After all, Mo-mo, Laura/Naomi/June (LNJ, played by Jenna Elfman), Sarah (Mo Collins), Wendell (Daryl Mitchell) – who by the way lost his wheelchair and thus ability to transport himself in the truck fire – Jim (Aaron Stanford), knee deep in yelling and whinging, Al (Maggie Grace) and Luciana (Danay García) are all in this position because Mo-mo wanted to help people.

 

“Leave the safety of the brewery, they said.”
“It’ll be fun, they said.” (image via Spoiler TV (c) AMC)

 

Of course, only Jim is gauchely churlish enough to publicly start laying into Mo-mo, accusing him of ruining things for them all – conveniently forgetting that Mo-mo saved his life in the first place – before apologising and then laying in all over again when the hospital in which they’re sheltering is overrun by zombies. (It’s an apocalyptic tantrum that helps no one, least of all Jim.)

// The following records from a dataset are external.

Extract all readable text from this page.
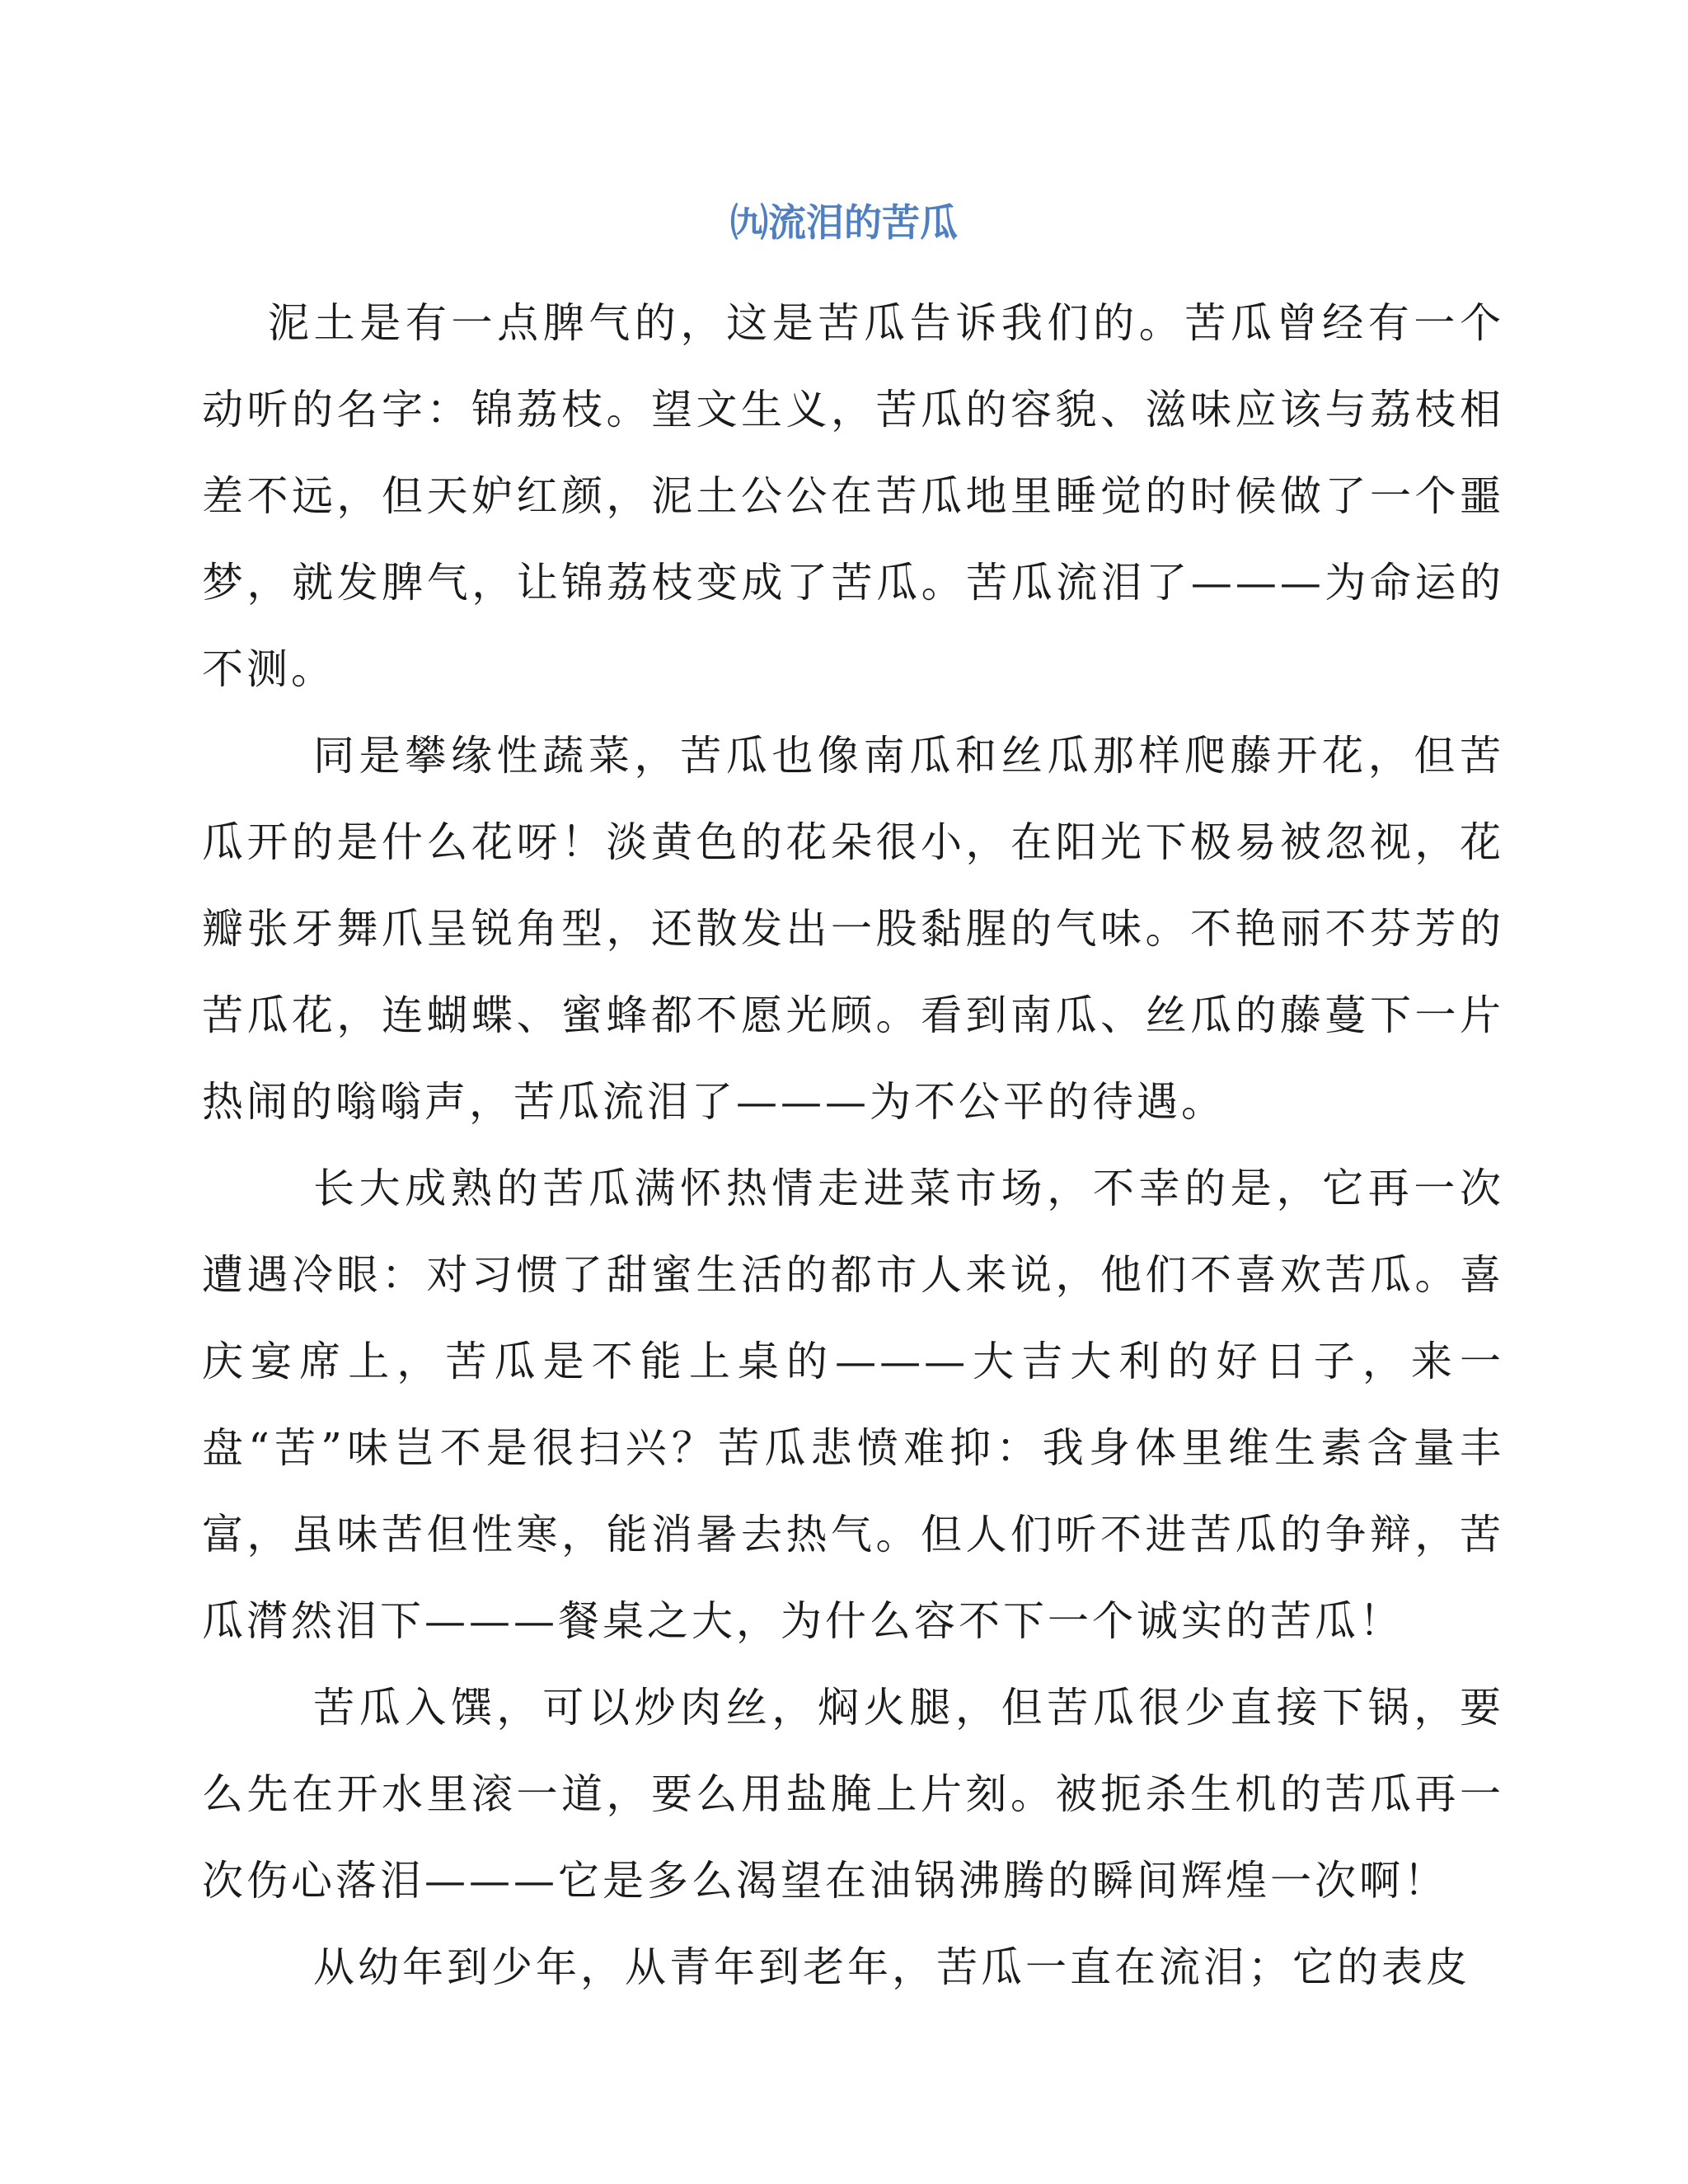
㈨流泪的苦瓜

泥土是有一点脾气的，这是苦瓜告诉我们的。苦瓜曾经有一个动听的名字：锦荔枝。望文生义，苦瓜的容貌、滋味应该与荔枝相差不远，但天妒红颜，泥土公公在苦瓜地里睡觉的时候做了一个噩梦，就发脾气，让锦荔枝变成了苦瓜。苦瓜流泪了———为命运的不测。

同是攀缘性蔬菜，苦瓜也像南瓜和丝瓜那样爬藤开花，但苦瓜开的是什么花呀！淡黄色的花朵很小，在阳光下极易被忽视，花瓣张牙舞爪呈锐角型，还散发出一股黏腥的气味。不艳丽不芬芳的苦瓜花，连蝴蝶、蜜蜂都不愿光顾。看到南瓜、丝瓜的藤蔓下一片热闹的嗡嗡声，苦瓜流泪了———为不公平的待遇。

长大成熟的苦瓜满怀热情走进菜市场，不幸的是，它再一次遭遇冷眼：对习惯了甜蜜生活的都市人来说，他们不喜欢苦瓜。喜庆宴席上，苦瓜是不能上桌的———大吉大利的好日子，来一盘“苦”味岂不是很扫兴？苦瓜悲愤难抑：我身体里维生素含量丰富，虽味苦但性寒，能消暑去热气。但人们听不进苦瓜的争辩，苦瓜潸然泪下———餐桌之大，为什么容不下一个诚实的苦瓜！

苦瓜入馔，可以炒肉丝，焖火腿，但苦瓜很少直接下锅，要么先在开水里滚一道，要么用盐腌上片刻。被扼杀生机的苦瓜再一次伤心落泪———它是多么渴望在油锅沸腾的瞬间辉煌一次啊！

从幼年到少年，从青年到老年，苦瓜一直在流泪；它的表皮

You get the feeling that Jim, who pays for his lack of gratitude with a bite to the back from a stray zombie (the episode ends with him yet to turn), is alone in his regret with LNJ saying to Mo-Mo, as they shelter on the roof of the hospital thanks to generator-assisted lifts, that she knows he can get them out of this mess.

Quite how is another question entirely since they don’t have wings, the hospital is full to brimming with the undead and they’re surrounded on the ground too, but her faith and willingness to keep living the Gospel o’ Mo-mo (catchy isn’t it? Just send $99.99 in monthly instalments to the address on your screen and you too can be marooned far above the ground) is admirable and you get the feeling, flaky though Mo-mo has been at times, that it’s a sentiment shared by the others.

And also by Alicia (Alycia Debnam-Carey) and Charlie (Alexa Nisenson) who after failing to find everyone but finding the burnt-out truck wreck – pssst! They’re on the hospital roof surrounded by tons and tons of … oh, never mind), and setting off half-heartedly for Galveston to see the sea so Alicia could feel like she’d done something “good”, stumble across John Dorie (Garret Dillahunt) and Victor (Colman Domingo) whom we don’t see but know are the people Alicia is looking across the alligator-infested water at.

Despite everything they’ve been through, they (except for Jim who shall brew beer no more) still believe in the value of helping others, an amazing mindset to cling to when you take into consideration everything they’ve been through.

By rights they should’ve given up the Good Samartian-ism, just like Martha, but they haven’t, making their faith in doing “good”, as Alicia termed it, real, muscular and transformative, the kind of thing that cant survive pretty much everything thrown at it, including hordes of ever-present zombies.